Church awakening to religious freedom threat says Selley

andrewselley2
FOR SA founder and CEO Andrew Selley.

An urgent meeting of South African church and ministry leaders in Johannesburg yesterday to address threats to religious freedom and the autonomy of the Church went “incredibly well”, says Andrew Selley, founder and CEO of FOR SA which hosted the meeting in Rosebank Union Church.

“The church is hearing and is awakening” says Selley in a Facebook post about the FOR SA Conference which was called by FOR SA leaders, Michael Cassidy, Moss Nthla and Selley.

“We had parliamentarians, commissioners & various government institutions present & all very positive -endorsing & celebrating what we are doing. The Christians leaders response was excellent as a deep sense of urgency came upon all,” he says.

He says: “We haven’t counted yet, but we have received an overwhelming response as most (nearly all) signed up for FORSA. One man alone- a key African Bishop signed bringing 1.7 million people with him. I’m not sure of total numbers but we are already well into millions of People standing united for Freedom of Religion through their leaders. Many new invitees offered today to speak to leaders forums representing over 7 million through one invite alone. Many are keen to march & act- woohooo! Many former Anti apartheid activists are wanting to rally the people of SA again for the cause of religious freedom.”
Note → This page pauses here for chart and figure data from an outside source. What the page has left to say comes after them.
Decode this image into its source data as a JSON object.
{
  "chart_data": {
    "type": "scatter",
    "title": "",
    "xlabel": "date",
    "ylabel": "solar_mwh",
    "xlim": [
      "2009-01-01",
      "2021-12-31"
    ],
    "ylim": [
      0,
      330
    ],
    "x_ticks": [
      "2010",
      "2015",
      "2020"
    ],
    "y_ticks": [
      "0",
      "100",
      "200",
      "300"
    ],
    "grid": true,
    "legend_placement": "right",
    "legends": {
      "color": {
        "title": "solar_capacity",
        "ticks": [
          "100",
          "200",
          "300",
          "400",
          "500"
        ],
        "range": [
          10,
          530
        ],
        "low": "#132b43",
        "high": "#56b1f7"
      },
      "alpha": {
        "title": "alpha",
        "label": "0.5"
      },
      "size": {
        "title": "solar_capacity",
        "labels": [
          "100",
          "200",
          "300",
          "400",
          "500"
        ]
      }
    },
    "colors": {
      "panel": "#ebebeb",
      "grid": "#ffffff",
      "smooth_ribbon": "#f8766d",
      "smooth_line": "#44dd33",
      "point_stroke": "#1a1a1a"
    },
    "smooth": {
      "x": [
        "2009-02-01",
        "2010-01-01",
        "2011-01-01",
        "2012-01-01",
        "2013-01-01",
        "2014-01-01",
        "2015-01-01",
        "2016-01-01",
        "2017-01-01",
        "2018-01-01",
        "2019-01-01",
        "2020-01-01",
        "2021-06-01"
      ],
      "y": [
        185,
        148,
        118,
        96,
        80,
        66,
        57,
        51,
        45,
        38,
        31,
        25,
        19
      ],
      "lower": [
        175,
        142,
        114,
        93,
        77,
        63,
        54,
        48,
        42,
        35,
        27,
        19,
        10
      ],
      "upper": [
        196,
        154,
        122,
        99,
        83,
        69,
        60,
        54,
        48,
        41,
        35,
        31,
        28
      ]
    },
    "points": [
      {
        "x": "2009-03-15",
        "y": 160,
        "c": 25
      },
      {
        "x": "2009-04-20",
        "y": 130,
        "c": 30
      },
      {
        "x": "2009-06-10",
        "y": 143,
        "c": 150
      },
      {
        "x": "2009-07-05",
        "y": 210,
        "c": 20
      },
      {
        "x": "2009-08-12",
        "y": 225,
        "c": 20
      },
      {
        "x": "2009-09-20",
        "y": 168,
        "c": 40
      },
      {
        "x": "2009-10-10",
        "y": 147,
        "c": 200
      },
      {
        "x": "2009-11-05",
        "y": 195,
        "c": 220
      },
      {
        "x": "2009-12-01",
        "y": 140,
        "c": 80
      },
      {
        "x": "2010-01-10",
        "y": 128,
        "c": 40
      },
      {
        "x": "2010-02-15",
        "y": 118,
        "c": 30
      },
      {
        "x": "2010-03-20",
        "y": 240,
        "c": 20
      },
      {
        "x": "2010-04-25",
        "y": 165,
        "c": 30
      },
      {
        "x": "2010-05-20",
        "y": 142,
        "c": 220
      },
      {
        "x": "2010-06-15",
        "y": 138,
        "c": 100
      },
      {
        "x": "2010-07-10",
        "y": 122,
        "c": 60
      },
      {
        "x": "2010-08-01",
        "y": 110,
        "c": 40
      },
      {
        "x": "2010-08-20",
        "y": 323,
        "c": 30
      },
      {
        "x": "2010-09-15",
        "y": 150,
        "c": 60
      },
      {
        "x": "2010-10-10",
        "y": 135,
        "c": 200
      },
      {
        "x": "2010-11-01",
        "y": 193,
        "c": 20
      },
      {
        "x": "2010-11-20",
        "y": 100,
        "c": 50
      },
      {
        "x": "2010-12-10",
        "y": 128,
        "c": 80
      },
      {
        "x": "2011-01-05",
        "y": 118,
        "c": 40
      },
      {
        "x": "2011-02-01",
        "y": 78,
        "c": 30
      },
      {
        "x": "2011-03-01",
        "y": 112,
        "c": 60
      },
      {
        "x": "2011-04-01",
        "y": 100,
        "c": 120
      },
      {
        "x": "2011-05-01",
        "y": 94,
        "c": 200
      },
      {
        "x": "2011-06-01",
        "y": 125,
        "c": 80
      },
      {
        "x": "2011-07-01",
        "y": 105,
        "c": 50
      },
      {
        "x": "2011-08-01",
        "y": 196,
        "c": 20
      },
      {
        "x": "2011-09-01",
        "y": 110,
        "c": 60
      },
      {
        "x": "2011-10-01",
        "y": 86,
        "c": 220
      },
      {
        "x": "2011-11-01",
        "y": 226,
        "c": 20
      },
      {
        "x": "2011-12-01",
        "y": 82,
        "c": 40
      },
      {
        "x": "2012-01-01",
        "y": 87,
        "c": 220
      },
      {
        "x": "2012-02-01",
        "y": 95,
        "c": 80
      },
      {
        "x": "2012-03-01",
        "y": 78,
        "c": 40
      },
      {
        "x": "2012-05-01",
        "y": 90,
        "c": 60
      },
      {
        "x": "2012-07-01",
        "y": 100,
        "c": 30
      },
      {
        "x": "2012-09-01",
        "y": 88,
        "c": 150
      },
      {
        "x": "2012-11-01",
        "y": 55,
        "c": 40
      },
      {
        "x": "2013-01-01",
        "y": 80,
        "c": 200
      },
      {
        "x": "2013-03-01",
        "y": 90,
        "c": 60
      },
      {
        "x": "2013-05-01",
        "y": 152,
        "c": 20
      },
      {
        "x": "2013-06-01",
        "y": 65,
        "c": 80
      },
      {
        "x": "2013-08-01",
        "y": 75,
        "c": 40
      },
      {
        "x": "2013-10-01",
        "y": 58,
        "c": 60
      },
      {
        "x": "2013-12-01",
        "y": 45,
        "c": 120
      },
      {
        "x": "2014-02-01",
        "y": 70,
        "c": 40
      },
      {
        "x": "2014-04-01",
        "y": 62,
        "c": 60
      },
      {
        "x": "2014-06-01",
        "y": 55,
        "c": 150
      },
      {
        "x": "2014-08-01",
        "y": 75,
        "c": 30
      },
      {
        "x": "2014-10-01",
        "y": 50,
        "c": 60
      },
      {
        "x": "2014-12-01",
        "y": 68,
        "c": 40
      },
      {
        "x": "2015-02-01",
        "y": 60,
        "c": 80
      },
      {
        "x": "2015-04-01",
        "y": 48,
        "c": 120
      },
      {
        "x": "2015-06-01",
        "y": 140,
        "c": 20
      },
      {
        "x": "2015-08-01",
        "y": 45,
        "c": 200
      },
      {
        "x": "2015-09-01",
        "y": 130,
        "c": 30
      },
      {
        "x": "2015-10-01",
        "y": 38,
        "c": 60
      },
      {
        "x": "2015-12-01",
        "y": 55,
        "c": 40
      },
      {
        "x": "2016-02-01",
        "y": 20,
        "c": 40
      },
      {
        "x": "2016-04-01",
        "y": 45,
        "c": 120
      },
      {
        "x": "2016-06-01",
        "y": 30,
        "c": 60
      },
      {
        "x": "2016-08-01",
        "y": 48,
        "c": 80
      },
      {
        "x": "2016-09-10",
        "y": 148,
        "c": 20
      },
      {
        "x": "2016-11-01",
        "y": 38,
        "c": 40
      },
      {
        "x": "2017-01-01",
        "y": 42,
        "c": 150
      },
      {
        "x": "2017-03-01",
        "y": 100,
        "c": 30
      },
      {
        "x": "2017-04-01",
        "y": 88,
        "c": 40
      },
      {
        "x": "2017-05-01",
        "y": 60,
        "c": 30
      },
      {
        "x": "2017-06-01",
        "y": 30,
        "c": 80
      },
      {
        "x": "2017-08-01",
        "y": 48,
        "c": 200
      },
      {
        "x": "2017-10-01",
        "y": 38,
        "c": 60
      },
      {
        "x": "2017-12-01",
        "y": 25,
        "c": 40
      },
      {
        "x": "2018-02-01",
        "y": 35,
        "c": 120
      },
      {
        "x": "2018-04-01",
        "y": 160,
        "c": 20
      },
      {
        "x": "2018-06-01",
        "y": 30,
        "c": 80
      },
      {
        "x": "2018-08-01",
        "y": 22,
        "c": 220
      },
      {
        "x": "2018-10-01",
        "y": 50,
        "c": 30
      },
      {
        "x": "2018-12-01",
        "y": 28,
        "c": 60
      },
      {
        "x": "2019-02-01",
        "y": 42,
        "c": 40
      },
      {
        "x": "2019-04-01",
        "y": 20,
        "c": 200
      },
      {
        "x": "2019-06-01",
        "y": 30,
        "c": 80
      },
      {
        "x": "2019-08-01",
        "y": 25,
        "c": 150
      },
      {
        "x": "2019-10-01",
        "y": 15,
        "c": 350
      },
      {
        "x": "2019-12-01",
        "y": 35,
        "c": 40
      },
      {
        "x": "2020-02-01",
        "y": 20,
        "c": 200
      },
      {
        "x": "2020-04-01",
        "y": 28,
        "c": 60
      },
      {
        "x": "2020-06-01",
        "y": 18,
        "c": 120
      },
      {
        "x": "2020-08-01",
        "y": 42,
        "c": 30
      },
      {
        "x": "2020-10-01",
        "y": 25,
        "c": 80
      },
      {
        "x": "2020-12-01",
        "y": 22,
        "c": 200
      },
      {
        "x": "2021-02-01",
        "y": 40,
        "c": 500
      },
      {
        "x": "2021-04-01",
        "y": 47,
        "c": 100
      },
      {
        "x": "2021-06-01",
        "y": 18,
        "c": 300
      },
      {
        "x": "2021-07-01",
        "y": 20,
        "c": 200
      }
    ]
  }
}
At the conference FOR SA leaders briefed delegates about laws that will be considered by Parliament this year that will make it illegal to preach certain portions of the Bible and impose fines or imprisonment upon pastors who continue to preach these “offensive” Scriptures. They also informed them about a number of cases in which churches and pastors have been taken to court and/or the Human Rights Commission for preaching the Bible. 

6 Comments

  1. Hugh G Wetmore

    This movement is overdue, and to be welcomed. We in SA are experiencing the thin edge of the wedge. Sudan’s death sentence on Meriam for apostasy demonstrated what the thick end of that wedge is like. I repeat here the comment I made in that connection:
    Islam doesn’t realise that it discredits itself by relying on force and intimidation to bolster its constituency. Jesus allowed his followers who chose to leave Him (apostatise) to do so, even though He was Creator and Supreme Sovereign of the Universe with ALL the power to coerce people. John 6:66. A bird captive in your cage is not really yours until it has been released and flies back to you. ‘Love’ can never be enforced through threats and fear, for it is only ‘Love’ when it is given voluntarily. Sharia’s anti-apostasy laws demonstrate the weakness of Islam. Let’s all do all we can to persuade oppressive governments and religions to respect Religious Freedom.
    We must guard our own nation against the incipient attempts of our government to interfere with our Constitutional Right to “Freedom of Religion, Belief and Opinion” (clause 15). The pro-homosexual practice interpretations of clause 9 illustrate this threat.

  2. Charles Webster

    Hugh – a comparison with Sudan is inappropriate. A properly run, secular state would allow all people, with or without faith, equal freedom. Our constitution is excellent – it just needs to be properly enforced. And people like Mogoeng Mogoeng need to stop making dangerous utterances about the need for religion in law. Sudan is an excellent example of why religious freedom, like any freedom, cannot be absolute. Christianity (among other faiths) has been used to justify barbarism in the past – and still is, in some places. So invoking Sudan is rather dangerous for your cause, I should think. Keep church and state separate and ensure that basic human rights are enforced first. But when people want to start teaching creationism as fact, or to start imposing biblical or Islamic law, or other abuses, then the state needs to step in.

  3. Charles – well said.

  4. Charles Webster

    I had another thought: to those outside Christianity, the impression that is created by this initiative is that the church wants a free pass when it comes to what could be deemed hate speech, simply because it is biblically “justified.” I do not believe any holy book should be exempt from criticism – whether it’s the Quran (and/or Shariah law) on issues of rape, marriage and misogyny, or the Bible on issues of homosexuality (for example). If the shoe were on the Islamic foot, would you still want to wear it. Mr Selley?

    • “If the shoe were on the Islamic foot, would you still want to wear it. Mr Selley?” – I would really like an answer to this question. This is something I have asked many religious leaders. Some answer satisfactory and in great details, some dodge it. Really like Mr Selley’s view.

  5. Unfortunately there are some portions of the bible which, when interpreted in certain ways, directly deny Human Rights to some sections of society. In fact, some religious leaders use these portions to condone discrimination and worse. South Africa is a secular democracy, and signatory to the UN Declaration of Universal Human Rights, and other human rights agreements, such as the Rights of the Child. Discrimination and hate speech, even if justified by some as being scriptural,cannot be permitted, especially in a country as demographically diverse as South Africa.